La Corte dei conti cita in giudizio gli ultimi due sindaci di Catania

La Corte dei conti ha citato in giudizio, Enzo Bianco e Salvo Pogliese, rispettivamente penultimo e ultimo sindaco di Catania, per danno erariale, insieme a diverse persone che tra il 2014 e 2017 erano, a vario titolo, in rapporto con la Città metropolitana. Il provvedimento segue un’indagine della Guardia di Finanza di Catania sull’attribuzione dell’indennità di risultato ai dirigenti della Città metropolitana (ex Provincia) della città etnea nei quattro anni presi in esame.

IL DANNO ERARIALE

Ma ritornando alla citazione odierna della Corte dei Conti, il danno erariale complessivamente subito dalla Città metropolitana di Catania risulta pari a 981.303,12, contestato in quota parte a ciascun soggetto in relazione al proprio apporto causale.

I CITATI

Oltre a Bianco e Pogliese, la citazione in giudizio coinvolge Giuseppe Romano e Francesca Paola Gargano (nella qualità di commissari straordinari), Francesca Ganci (direttore generale), Ignazio Baglieri (segretario generale). E ancora: i componenti dell’Organismo indipendente di valutazione Roberto Cosio, Santa Strano, Renato D’Amico, Concetta Silvestra Furia. Giuseppina Burtone, Alfredo Lanaia, Diane Litrico (dirigente del servizio Affari generali e Risorse umane).

I MOTIVI

Secondo la Procura della Corte dei conti, nelle annualità considerate sono state rilevate “plurime criticità nel ciclo di gestione della performance, tali da determinare la violazione del principio di necessaria correlazione tra l’erogazione di premi e i risultati raggiunti, e rendere, dunque, ingiustificata, l’attribuzione dell’indennità di risultato ai dirigenti”, 8 nel 2014, 10 nel 2015, 7 nel 2016 e 7 nel 2017. “In molti casi- spiegano i magistrati contabili – gli obiettivi assegnati ai dirigenti sono risultati generici e riferibili all’ordinaria attività dell’ente, in contrasto con la finalità di incentivazione del merito, oltre che identicamente riproposti nelle diverse annualità e talvolta già ricompresi in un diverso obiettivo o già raggiunti prima dell’approvazione del Piano della performance. Inoltre, nelle annualità 2016 e 2017 è stata riscontrata l’assoluta assenza di predeterminazione degli obiettivi, poiché nel 2016 il Piano provvisorio degli obiettivi è stato approvato solamente a novembre, mentre nel 2017 non risulta l’approvazione di alcun Piano degli obiettivi, né definitivo né provvisorio. Infine, in tutte le annualità considerate è sempre stato erogato l’intero fondo per la dirigenza, anche quando gli obiettivi assegnati non erano stati integralmente raggiunti”.

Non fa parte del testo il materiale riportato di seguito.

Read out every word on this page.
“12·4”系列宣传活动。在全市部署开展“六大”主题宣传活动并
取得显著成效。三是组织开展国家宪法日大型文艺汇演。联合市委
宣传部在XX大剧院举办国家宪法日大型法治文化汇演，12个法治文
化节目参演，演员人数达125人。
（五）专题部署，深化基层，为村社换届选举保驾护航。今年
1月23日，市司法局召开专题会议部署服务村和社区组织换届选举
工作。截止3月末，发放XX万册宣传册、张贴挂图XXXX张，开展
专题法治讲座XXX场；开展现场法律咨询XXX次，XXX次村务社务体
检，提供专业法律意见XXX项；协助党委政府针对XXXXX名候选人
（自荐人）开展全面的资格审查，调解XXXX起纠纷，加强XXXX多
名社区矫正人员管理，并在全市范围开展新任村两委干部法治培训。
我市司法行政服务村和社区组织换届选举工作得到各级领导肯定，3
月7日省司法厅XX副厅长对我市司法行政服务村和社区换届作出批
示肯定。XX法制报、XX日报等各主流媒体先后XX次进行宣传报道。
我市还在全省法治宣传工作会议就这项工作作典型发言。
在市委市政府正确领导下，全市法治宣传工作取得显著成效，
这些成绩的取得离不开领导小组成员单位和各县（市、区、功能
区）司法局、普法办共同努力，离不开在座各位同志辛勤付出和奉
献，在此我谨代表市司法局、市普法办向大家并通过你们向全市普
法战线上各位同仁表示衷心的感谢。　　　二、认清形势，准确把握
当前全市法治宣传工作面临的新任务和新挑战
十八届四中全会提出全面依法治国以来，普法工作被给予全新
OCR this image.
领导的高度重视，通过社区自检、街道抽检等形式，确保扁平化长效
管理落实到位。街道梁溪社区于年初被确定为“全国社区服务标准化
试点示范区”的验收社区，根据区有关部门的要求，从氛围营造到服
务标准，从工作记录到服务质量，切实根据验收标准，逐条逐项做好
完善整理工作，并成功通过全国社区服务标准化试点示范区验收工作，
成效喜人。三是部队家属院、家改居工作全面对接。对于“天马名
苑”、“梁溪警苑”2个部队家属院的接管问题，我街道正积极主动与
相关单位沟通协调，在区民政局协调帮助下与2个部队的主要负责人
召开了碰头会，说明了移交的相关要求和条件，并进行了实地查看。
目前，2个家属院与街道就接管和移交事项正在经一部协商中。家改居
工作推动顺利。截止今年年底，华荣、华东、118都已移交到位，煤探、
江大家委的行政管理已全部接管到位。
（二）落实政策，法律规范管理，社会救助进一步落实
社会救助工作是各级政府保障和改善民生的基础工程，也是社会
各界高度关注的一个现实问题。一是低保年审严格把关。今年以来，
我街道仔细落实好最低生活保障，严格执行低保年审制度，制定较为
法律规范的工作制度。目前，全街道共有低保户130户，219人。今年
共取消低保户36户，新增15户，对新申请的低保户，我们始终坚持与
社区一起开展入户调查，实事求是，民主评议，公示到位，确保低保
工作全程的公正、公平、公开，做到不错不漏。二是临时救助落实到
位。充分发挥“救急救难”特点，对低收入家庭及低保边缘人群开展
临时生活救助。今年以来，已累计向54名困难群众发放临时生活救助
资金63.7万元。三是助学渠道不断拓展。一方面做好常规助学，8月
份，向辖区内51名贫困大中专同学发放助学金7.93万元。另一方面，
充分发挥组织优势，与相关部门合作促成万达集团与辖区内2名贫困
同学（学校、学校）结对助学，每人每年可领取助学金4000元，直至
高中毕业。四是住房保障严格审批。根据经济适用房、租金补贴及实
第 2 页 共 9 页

Nell’atto di citazione, disposto dalla Procura regionale della Corte dei conti su accertamenti espletati dal Nucleo di Polizia economico finanziaria (P.E.F.) di Catania, viene riportata “la quota di danno imputata a ciascuno dei responsabili”: Giuseppe Romano 89.840,88 euro; Francesca Paola Gargano 58.094,49 euro; Vincenzo Bianco 144.184,46 euro; Salvatore Domenico Antonio Pogliese 18.798,05 euro; Francesca Ganci 147.935,38 euro; Ignazio Baglieri 148.210,46 euro; Vincenzo Cosio 70.035,63 euro; Santa Strano 70.035,63 euro; Renato D’Amico 70.035,63 euro; Concetta Silvestra Furia 18.798,05 euro; Giuseppina Burtone 18.798,05 euro; Alfredo Lanaia 18.798,05 euro; Diane Litrico 107.738,35 euro.

“Tutti gli invitati – si legge tra l’altro del documento – con eccezione di Vincenzo Bianco, si sono avvalsi delle facoltà difensive preprocessuali presentando le proprie deduzioni. Nessuno ha chiesto di essere sentito personalmente”.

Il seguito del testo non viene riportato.